A high cumulative anthracycline dose is associated with the occurrence of CTRCD; however, the cumulative dose cannot be determined at the initiation of the chemotherapy and is thus not relevant for the prediction of adverse outcomes. Therefore, we performed stratification based on the initial anthracycline dose adjusted for body surface area as a surrogate. Using the median initial anthracycline dose across all patents (40.0 mg/m2) as a stratification cutoff, the subgroup analysis revealed a similar performance of the model across the dosing strata (HR 3.48; 95%CI 1.78–6.83; log-rank p = 0.001 and HR 2.15; 95%CI 1.21–3.82; log-rank p = 0.008 in patients receiving >40 mg/m2 and ≤40 mg/m2 of doxorubicin equivalent anthracycline dose, respectively; Fig. 3G, H). Results were also similar when the population was stratified by cumulative anthracycline dose (HR 2.83; 95%CI 1.54–5.17; log-rank p < 0.001 and HR 2.41; 95%CI 1.30–4.49; log-rank p = 0.003 in patients receiving >180 mg/m2 and ≤180 mg/m2 of cumulative anthracycline dose, respectively; Supplementary Fig. 3A, B).
Additional sensitivity analyses showed the robustness of our model to a range of potential biasing factors. Model performance was consistent across two different institutions when analyzed separately (HR 2.94; 95%CI 1.58–5.00; log-rank p < 0.001 and HR 2.42; 95%CI 1.33–4.43; log-rank p = 0.003 for BWH and MGH respectively, Supplementary Fig. 3C, D). Similarly, the model robustly predicted CTRCD after excluding CTRCD within 30 days of chemotherapy (HR 2.73; 95%CI 1.70–4.41; log-rank p < 0.001; Supplementary Fig. 3E). While 42.5% of the patients did not undergo a follow-up echocardiogram, a similar result was observed even after limiting the cohort to those with at least one follow-up echocardiogram (HR 2.43; 95%CI 1.58–3.73, log-rank p < 0.001) (Supplementary Fig. 3F). Also, we found that the model prediction was not influenced by the duration between baseline ECG and TTE (Supplementary Fig. 3G, H). The results were also robust when considering death as a major competing risk using the model of Fine and Gray (sub-distribution HR, 2.37; 95%CI, 1.55–3.65; p < 0.001). Of note, patients with high AI-CTRCD scores experienced higher mortality compared to those with low AI-CTRCD scores (43.1% and 32.5% in the high and low AI-CTRCD score group, respectively; log-rank p < 0.001; Supplementary Fig. 4).
AI-CTRCD score significantly improved the prediction of CTRCD beyond known risk factors
To test whether the AI-CTRCD model provides additional predictive value over known risk factors, we compared prediction models using demographic and clinical variables with or without the AI-CTRCD score. Since most CTRCD cases (87.5%) were observed in a period of 2 years (consistent with previous reports6), time-dependent AUROCs for 0.5, 1, 1.5, and 2 years were calculated. The model, including the AI-CTRCD score consistently showed statistically higher AUROCs compared with the model without AI-CTRCD score (Table 2). The model with AI-CTRCD score detected CTRCD at 2 years with a positive predictive value (PPV) of 16.1% for a sensitivity of 91.1%, and with a PPV of 26.1% for a sensitivity of 60.5%, showing a statistically significant improvement from baseline prevalence (8.7%) (Table 3). Based on the full model containing all the clinical variables and AI-CTRCD score, patients with high scores were approximately 7 times at higher risk of CTRCD compared to those with low scores (incidence rate per 100 person-year, 9.58 vs 1.25 in the high and low score groups, respectively; Supplementary Fig. 5). The results were similar when the clinical variables were limited to those that are readily available (age, sex, race, and cancer type). The specificity and PPV were higher compared to the model without AI-CTRCD score at similar sensitivity levels, showing the independent contribution of the AI-CTRCD model for CTRCD prediction.

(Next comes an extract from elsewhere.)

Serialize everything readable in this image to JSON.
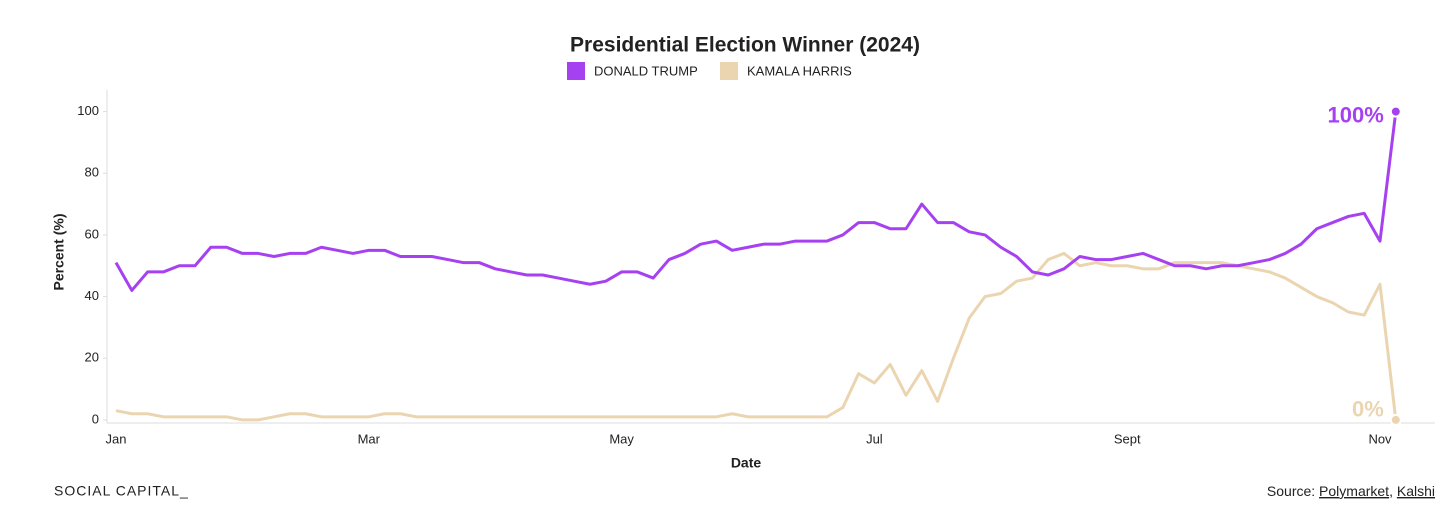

The model, including the AI-CTRCD score, improves the detection of CTRCD under limited echocardiogram capacity
To test the clinical utility of the model, we performed a deployment simulation assuming a cohort of 1000 patients receiving cardiotoxic chemotherapy with the same prevalence of CTRCD (9%) in a setting where all patients undergo baseline ECG with the use of the full model (including the known risk factors and the AI-CTRCD model) to select patients on whom to perform follow-up echocardiograms. Based on the observed rate in our analysis, the resources for surveillance echocardiograms were assumed to allow 579 (57.9%) procedures in the whole simulated cohort. In this context, 52 out of 90 patients with CTRCD would be detected if the follow-up echocardiograms were randomly provided (Supplementary Table 5). In contrast, if the target population was pre-selected based on our prediction model with the cutoff for a sensitivity of 93.5% and a PPV of 14.4%, 545 patients would be allocated to undergo surveillance echocardiograms (allowing for the echocardiographic evaluation of all patients tested positive from the ECG screening tool), and 84 out of 90 CTRCD patients would be detected. This simulation suggests that a predictive tool using the baseline ECG would result in a 60% higher detection rate (an additional 32 cases) in the detection of CTRCD with the same total number of echocardiograms performed. Similarly, when using a model with AI-CTRCD score and readily available clinical variables (age, sex, race, and cancer type), 546 patients would be categorized in the high-risk group, and 81 CTRCD cases (additional 29 cases compared to the random-echo strategy) would be detected at the cutoff of a sensitivity 90.5% with a PPV 14.8%.
Discussion
We demonstrate here that the AI-CTRCD model, trained to detect CTRCD by applying transfer learning to the AI model detecting low LVEF from ECG, accurately predicts CTRCD from baseline ECG in patients treated with cardiotoxic chemotherapy. The AI-CTRCD model robustly determined the risk of future CTRCD beyond overt ECG abnormalities and across various subgroups. We further demonstrate that the addition of the AI-CTRCD score on conventional risk factors yielded a statistically significant increment in predictive performance over conventional risk factors. Together these data suggest that our AI-CTRCD model captures biological information associated with vulnerability to subsequent cardiac effects from anthracyclines.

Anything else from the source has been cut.